Actions must therefore not only generate attention, but also approval of one's own problem definition.

In the case of the climate movement, it is currently often diagnosed that the increasingly radical actions of parts of the movement could damage their goals: road blockades, sticking and the decoration of publicly exhibited paintings with mashed potatoes guaranteed media attention, but did not increase approval for climate protection measures.

In fact, the actions of the "last generation" are also being criticized within the climate movement.

It can be assumed that the majority of the population rejects actions that damage property or even endanger people.

But that doesn't mean that the movement is harmed.

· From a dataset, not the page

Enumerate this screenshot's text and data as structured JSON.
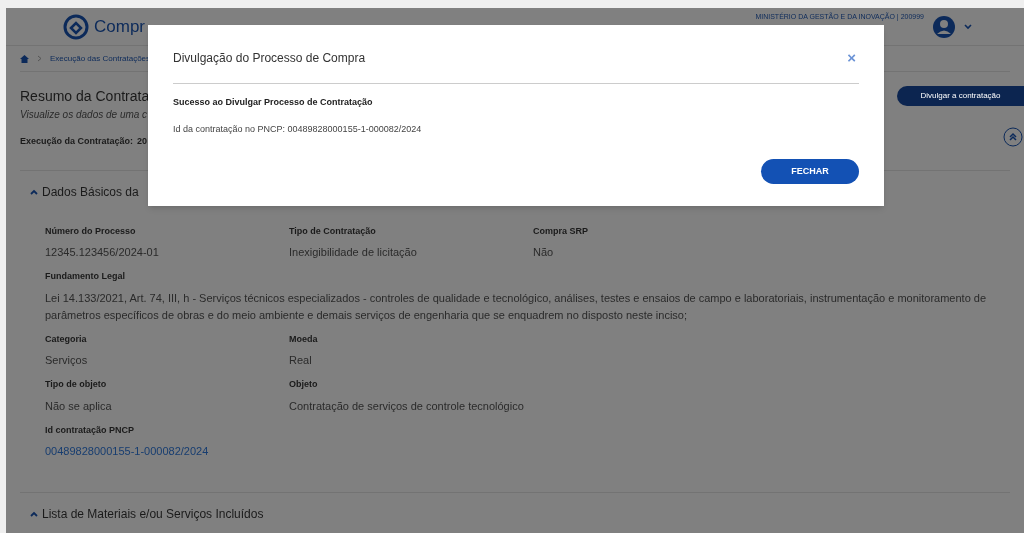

Historical experience teaches that many social movements have been successful not only in spite of but also because of a "radical flank".

In a recent study, the sociologists Brent Simpson, Robb Willer and Matthew Feinberg ask whether the benefit or harm of a radical flank can be more precisely determined.

They conducted two polling experiments to examine the effects of a radical faction on support for a movement's core goals.

Respondents were confronted with two portraits each of protest groups from the animal rights and climate protection movements.

Some of the respondents were offered two moderate descriptions, others one radical and one moderate.

In this way, it was possible to determine whether the assessment of the moderate faction changes as a result of being able to compare it with a radical faction, and if so, in what way.

While a negative effect can be based on equating the entire movement with its radical part, a positive effect can be explained by a contrast effect:

Moderates appear more moderate when there are also extremists

The contrasting descriptions of the movement factions portray both the tactics and the goals: moderate animal and climate protectionists organized demonstrations and information events, while the radicals blocked traffic and smeared delivery trucks of the meat industry with blood and offal or attacked the employees of oil companies.

The program also differed: animal welfare was to be promoted either by reducing meat consumption or by radically rejecting any consumption of animal products;

protect the climate either by phasing out fossil fuels within 15 years or by banning them immediately.

Respondents were generally more supportive of moderate tactics and goals.

In addition, the comparison with the radical flank also influenced identification with and support for the moderate faction: while the effect of a radical agenda was small, radical tactics led to significantly higher support for the rest of the movement.

Verbal radicalism alone has no consequences - it is apparently not taken as seriously as physical violence.

The positive effect of a radical flank is conveyed via the assessment of the moderate faction, which changes under the impression of the comparison: the radical actions make the actions of the others appear all the more moderate, which makes it easier to identify with the moderate faction and leads to a greater willingness to support .

However, this also benefits the general approval of the movement's goals, which - contrary to what is often assumed - is not diminished by the confrontation with radical tactics.

A division of labor between radical attention maximization and moderate solution orientation can therefore be beneficial in supporting a social movement.

In addition to this result, however, there is the realization that the public apparently attaches little importance to the political agenda of a movement: it is mainly supported because of its actions, which should not hurt anyone too much.